Powers of finite simple groups

I have no reference for this problem, but let's at least write down the trivial bounds.

Let $s_1,\dots s_r\in S^n$ and suppose $n>|S|^r$. Associate to each index $i$ the element $$(\pi_i(s_1),\dots,\pi_i(s_r))\in S^r,$$ where $\pi_i:S^n\to S$ is the projection onto the $i$th factor. Since $n>|S|^r$ there are distinct indices $i$ and $j$ such that $\pi_i(s_k)=\pi_j(s_k)$ for each $k$. But this implies that $\pi_i\times\pi_j$ maps $\langle s_1,\dots,s_r\rangle$ into the diagonal subgroup of $S\times S$, so $s_1,\dots,s_r$ do not generate $S^n$.

Next we claim that if $S^n$ can be generated with $r$ elements then $S^{n+1}$ can be generated with $r+1$ elements. Indeed take $r$ generators $s_1,\dots,s_r$ of $S^n$ and consider the elements $$(s_1,\pi_1(s_1)),\dots,(s_r,\pi_1(s_r)),(e,x)\in S^n\times S.$$ Here $x$ is any nonidentity element of $S$. By conjugating the last element of this list by the first $r$ elements you see that the elements together generate $1\times S$ by simplicity, so indeed they generate $S^{n+1}$.

Finally recall that every finite simple group is $2$-generated.

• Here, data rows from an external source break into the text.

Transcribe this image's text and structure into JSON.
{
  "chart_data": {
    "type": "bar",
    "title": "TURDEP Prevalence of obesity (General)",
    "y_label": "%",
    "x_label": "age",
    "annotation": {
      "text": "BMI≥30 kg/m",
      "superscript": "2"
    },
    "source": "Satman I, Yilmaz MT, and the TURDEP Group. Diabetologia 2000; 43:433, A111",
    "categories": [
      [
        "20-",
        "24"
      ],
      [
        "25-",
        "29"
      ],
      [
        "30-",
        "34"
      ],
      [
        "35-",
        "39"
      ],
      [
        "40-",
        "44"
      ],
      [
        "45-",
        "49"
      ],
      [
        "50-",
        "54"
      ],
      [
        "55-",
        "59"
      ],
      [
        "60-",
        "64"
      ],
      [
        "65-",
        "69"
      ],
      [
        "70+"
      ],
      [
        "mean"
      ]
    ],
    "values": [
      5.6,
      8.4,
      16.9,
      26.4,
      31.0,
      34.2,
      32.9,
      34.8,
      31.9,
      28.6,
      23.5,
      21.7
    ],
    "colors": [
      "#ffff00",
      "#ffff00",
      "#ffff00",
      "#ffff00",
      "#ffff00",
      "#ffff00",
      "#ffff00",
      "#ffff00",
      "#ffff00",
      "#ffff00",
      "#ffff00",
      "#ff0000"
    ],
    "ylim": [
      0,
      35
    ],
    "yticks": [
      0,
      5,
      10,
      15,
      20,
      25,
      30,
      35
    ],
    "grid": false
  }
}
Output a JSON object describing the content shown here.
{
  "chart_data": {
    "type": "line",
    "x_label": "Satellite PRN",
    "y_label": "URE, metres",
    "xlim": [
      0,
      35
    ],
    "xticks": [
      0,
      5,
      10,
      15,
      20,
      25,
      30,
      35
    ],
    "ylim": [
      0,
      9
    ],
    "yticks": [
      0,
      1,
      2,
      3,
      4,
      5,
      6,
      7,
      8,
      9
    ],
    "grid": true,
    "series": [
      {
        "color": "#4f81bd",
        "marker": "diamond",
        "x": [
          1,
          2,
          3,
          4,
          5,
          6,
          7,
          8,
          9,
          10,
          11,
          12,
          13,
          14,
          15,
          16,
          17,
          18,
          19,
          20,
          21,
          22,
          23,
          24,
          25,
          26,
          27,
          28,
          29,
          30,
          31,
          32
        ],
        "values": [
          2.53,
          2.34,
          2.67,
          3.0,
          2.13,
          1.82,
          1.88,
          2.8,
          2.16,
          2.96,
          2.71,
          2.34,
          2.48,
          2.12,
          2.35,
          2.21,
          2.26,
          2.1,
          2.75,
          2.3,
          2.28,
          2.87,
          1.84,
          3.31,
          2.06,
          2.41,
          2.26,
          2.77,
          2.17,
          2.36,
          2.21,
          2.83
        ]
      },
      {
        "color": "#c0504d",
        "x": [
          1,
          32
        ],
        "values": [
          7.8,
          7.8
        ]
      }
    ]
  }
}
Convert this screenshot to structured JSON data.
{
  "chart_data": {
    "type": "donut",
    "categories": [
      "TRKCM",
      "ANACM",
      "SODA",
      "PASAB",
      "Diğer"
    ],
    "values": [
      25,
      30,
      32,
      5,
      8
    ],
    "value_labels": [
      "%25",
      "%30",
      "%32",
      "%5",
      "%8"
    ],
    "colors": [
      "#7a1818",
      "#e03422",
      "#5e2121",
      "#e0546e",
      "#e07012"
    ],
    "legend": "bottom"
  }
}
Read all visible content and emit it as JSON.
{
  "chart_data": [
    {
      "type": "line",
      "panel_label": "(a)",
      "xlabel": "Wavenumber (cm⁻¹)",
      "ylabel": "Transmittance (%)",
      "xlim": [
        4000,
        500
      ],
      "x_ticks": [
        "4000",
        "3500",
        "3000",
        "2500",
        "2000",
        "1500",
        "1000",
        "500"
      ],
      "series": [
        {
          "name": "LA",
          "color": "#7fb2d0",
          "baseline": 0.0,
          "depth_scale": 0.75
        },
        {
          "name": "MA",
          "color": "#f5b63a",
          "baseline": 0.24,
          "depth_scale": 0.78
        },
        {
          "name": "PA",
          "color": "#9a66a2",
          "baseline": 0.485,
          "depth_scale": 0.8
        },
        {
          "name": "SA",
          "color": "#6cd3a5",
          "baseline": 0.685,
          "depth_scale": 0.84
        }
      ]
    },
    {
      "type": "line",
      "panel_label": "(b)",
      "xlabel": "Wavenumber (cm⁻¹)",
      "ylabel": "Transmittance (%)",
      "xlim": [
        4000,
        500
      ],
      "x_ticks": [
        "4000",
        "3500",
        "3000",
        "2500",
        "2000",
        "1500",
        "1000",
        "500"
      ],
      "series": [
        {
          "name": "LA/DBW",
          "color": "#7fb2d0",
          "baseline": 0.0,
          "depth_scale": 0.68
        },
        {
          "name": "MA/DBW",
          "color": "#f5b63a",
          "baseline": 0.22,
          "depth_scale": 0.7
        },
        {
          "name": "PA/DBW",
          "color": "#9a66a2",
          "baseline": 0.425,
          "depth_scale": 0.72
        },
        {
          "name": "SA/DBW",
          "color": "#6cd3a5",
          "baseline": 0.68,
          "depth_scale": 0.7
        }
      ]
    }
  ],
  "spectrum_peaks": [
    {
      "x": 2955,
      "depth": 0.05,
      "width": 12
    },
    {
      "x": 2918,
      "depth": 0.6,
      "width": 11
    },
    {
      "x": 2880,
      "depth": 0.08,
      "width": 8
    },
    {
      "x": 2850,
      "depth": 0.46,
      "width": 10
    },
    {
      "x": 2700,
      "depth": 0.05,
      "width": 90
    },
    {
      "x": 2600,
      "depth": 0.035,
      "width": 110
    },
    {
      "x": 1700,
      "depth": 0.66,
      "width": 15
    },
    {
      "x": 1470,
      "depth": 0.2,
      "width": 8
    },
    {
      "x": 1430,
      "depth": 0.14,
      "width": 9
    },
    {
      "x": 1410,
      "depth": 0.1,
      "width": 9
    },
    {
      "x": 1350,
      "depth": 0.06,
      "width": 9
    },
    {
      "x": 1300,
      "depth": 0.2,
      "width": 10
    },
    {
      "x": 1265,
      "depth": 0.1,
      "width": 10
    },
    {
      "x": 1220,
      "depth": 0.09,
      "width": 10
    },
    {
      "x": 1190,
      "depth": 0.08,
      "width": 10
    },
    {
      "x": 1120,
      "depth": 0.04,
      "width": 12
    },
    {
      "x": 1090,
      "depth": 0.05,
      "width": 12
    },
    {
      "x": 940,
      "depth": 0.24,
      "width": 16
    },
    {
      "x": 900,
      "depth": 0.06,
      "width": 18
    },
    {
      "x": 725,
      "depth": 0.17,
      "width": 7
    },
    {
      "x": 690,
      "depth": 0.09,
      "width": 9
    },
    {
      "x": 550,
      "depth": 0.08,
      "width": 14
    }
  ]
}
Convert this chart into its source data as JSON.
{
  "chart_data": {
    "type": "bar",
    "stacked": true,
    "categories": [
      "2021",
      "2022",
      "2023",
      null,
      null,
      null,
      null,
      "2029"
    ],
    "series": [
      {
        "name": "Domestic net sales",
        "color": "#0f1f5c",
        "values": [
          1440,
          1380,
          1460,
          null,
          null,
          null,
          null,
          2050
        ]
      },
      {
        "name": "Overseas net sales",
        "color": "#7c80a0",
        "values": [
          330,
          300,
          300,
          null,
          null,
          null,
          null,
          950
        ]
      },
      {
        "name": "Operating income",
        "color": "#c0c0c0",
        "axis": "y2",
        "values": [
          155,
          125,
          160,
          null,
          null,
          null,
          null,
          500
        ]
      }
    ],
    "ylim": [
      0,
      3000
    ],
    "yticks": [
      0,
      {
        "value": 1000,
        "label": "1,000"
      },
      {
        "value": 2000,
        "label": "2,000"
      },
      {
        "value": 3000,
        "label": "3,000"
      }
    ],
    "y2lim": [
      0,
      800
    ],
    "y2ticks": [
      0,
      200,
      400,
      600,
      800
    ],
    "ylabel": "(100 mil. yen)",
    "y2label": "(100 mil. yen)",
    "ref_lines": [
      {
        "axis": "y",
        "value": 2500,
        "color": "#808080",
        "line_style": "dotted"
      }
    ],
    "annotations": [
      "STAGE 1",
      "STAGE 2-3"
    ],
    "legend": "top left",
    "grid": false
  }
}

Thus the minimal number of generators of $S^n$ starts at $2$ and climbs to infinity never rising more than $1$ step at a time, so your function $n(r,S)$ is well defined, and the things we've said so far demonstrate the bounds $$r-1 \leq n(r,S)\leq |S|^r.$$

It seems to me that $n(3,S)$ should tend to infinity with $|S|$, but I don't see how to prove that right now.